Unfortunately, fundagelicals had long ago trampled the gate. He might declare to the heavens that this figure didn’t originate with “a real study,” though he never says why it wasn’t a real study.

I had trouble finding an example of the figure from before May of 2014. However, I noticed it sprouting everywhere afterward. The writers discussing it always cited Stetzer as the source–along with his quibbles with it.

A Life of Its Own.

Over the years, this made-up urban-legend statistic took hold in fundagelical imaginations–almost always as a straw man they could tilt at.

Almost immediately after Stetzer’s May 2014 post, someone else grabbed his numbers and ran with them. Around the same time, a Christian site called Crosswalk echoes Stetzer’s quote. It quickly landed in the nearly-irrelevant Church Health Wiki. One guy reblogged the whole thing around then too.

The same thing occurs in 2016 from another culture warrior’s blog. And here, in 2015, in some other blog.

I thought, This number must be coming from SOMEWHERE. It sure doesn’t seem to have come from the 2007 LifeWay study itself. And other sources from around that time sure don’t mention it, though they do mention the 70% figure.

Then I found it.

Gang, this might be the Rosetta Stone of Crazypants.

The Key.

An innocuous and ungraceful little blog post from 2008 lists a markedly similar quote, including Ed Stetzer’s “updated” figures. Not only did it provide the magical 86% number, but also gave a few more nuggets of information. It begins thusly, with an uncited quote:

“Americans in their twenties are significantly less likely than any other age group to attend church.”

This first quote tracked to a 2003 Barna survey. This survey, conducted at the peak of fundagelical dominance in America, sounded an alarm.
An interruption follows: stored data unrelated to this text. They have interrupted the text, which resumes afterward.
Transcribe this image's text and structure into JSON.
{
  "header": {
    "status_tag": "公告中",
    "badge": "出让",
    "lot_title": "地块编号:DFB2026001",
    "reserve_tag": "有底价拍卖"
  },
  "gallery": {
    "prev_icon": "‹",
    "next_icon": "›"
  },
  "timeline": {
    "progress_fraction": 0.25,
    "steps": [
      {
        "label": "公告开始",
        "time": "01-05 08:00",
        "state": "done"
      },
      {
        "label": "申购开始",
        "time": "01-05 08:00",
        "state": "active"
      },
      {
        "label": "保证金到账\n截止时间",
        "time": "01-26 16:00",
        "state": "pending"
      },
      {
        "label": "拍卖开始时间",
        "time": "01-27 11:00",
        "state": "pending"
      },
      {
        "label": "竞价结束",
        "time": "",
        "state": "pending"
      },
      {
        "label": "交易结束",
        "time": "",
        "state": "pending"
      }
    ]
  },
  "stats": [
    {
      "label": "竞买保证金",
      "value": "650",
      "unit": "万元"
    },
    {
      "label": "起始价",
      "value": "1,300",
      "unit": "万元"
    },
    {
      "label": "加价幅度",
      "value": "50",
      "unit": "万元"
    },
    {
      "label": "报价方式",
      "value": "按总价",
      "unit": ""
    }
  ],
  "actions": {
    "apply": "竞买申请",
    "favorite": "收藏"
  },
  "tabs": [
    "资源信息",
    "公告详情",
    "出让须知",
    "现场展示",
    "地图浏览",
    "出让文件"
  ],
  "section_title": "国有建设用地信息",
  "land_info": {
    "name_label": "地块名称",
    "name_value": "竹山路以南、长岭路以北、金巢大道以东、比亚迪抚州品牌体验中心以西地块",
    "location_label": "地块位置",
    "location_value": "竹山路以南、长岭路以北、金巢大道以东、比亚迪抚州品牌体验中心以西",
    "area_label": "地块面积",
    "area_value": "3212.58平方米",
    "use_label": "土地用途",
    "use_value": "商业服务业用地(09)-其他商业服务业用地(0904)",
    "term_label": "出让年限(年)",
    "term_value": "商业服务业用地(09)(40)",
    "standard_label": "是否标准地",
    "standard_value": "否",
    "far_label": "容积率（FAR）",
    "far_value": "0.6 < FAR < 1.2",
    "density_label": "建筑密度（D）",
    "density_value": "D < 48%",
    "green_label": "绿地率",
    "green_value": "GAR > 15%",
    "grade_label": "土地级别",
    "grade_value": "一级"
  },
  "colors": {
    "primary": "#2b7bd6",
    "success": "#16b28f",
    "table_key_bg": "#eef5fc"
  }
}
Though it got a lot of airplay on Christian sites, nobody else took it super-seriously, however. Then the blogger cites the 86% figure we know and loathe. And then it cites a second, equally uncited quote:

“These statistics suggest that the church is heading toward extinction.”

This second quote appears to originate with the 2008 blogger himself. I found it scattered all over his fake mental-health crisis hotline’s website. It appears, as well, in his site’s previous home in an undated document.

His Ears Might Have Burned.

Now, we don’t know if this blog post was written entirely in 2008. I couldn’t definitively date any earlier archive captures for comparison. But it sure looks possible that this scary 86% number began with this bloggerHe wasn’t using it in 2005 in his group’s earlier internet home, it doesn’t seem. He never says where he got it, either.

That said, Ed Stetzer began working at LifeWay around 2007, as best as I can determine. So a 2008 blog post fits in just fine with our timeline. Other quotes, like one from a 2007 LifeWay post, supported a 2008 birthdate for the blog post, as did a quote from a 2001 Barna book.